NI Chamber Chief Executive Ann McGregor made the comments ahead of the Chancellor’s Autumn Budget on Wednesday which comes at a critical moment for the UK economy as the region prepares to formally leave the European Union.
Ms McGregor said:
“Wednesday’s Budget is more vital than most as the Government must set the foundations of our economy post-Brexit. Whilst of course businesses want the best possible Brexit deal, if we don’t create the conditions for growth at home, businesses won’t be in a position to meet the challenges, or take advantage of the opportunities, of our new place outside the EU.

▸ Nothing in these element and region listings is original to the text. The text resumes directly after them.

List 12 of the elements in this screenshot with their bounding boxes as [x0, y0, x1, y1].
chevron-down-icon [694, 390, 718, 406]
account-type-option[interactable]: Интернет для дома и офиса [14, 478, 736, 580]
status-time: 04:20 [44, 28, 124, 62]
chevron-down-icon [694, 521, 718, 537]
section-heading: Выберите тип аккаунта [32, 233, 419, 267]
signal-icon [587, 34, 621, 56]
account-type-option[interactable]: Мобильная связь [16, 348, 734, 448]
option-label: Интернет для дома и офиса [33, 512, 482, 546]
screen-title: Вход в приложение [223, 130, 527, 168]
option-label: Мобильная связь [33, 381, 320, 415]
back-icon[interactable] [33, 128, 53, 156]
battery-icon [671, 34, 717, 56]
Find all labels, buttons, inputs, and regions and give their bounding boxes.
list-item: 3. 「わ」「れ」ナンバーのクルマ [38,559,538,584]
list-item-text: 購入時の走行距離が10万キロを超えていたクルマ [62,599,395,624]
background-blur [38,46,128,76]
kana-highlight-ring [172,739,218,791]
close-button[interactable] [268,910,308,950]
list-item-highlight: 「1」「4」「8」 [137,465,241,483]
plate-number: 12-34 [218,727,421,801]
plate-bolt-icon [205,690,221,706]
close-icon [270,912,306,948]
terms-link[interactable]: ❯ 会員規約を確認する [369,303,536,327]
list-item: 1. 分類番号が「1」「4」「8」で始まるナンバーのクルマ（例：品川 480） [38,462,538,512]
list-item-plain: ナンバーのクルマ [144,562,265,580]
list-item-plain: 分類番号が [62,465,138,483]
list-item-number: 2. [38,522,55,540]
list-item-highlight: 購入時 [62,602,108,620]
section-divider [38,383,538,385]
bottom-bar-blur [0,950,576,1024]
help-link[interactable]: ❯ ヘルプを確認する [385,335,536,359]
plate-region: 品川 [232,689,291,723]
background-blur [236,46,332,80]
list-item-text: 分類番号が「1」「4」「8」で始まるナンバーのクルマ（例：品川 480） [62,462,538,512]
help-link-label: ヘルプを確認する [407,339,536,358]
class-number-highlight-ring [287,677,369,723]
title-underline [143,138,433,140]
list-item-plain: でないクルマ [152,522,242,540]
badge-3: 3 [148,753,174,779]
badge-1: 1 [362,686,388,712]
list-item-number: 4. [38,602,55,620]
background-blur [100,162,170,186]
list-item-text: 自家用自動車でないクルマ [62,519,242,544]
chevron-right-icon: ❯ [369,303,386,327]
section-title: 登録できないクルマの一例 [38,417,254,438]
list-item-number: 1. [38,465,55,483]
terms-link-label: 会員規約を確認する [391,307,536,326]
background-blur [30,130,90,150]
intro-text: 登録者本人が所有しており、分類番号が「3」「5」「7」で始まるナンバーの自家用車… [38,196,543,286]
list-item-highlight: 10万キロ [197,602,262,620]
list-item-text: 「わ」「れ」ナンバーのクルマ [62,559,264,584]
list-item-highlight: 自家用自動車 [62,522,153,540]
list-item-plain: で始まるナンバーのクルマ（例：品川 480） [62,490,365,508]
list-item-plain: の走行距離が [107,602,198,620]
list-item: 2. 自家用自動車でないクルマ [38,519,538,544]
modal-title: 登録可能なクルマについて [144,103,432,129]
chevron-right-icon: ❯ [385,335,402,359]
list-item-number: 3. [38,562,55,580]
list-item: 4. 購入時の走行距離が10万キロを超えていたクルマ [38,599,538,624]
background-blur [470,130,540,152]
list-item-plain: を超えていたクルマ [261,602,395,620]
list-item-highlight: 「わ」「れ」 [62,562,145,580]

“This includes tackling the ever-higher up-front cost of doing business. Costs such as the Apprenticeship Levy, which is particularly challenging for Northern Ireland and managing the pension system via auto-enrolment for example, are putting increasing pressure on firms large and small and, taken together, dampen their ability to invest and recruit.
“The Chancellor must therefore take big and bold action to incentivise firms to invest. At the moment, we’re seeing business investment lag, as firms hesitate to take the plunge while so much uncertainty remains. As we move through the EU negotiations and a transition period, the Treasury must encourage and support firms to put money back into their firms through investment, which in turn will raise wages and living standards for us all.”
Relating to investment, Ms McGregor also said measures to devolve corporation tax for Northern Ireland must move forward, with an update on Northern Ireland’s corporation tax status expected at the Autumn Budget as referred to in the DUP and Conservatives deal: “The Northern Ireland Executive had intended to cut the corporation rate from the UK-wide 20 per cent to 12.5 per cent in 2018 after securing the tax-setting power from Westminster but the process has been stalled for some time. This has been primarily due to budget priorities but the current deadlock between political parties which has left Northern Ireland without a devolved administration has delayed it further.
“The concern is that the proposed implementation date of April 2018 may now slip and that would be a significant blow to the Northern Ireland economy as the cut in the level of corporation tax is intended to encourage inward investment, create jobs and compete with the Republic of Ireland’s rate.”
“We therefore eagerly await the options paper on the issue which is due to be prepared for the Autumn Budget.”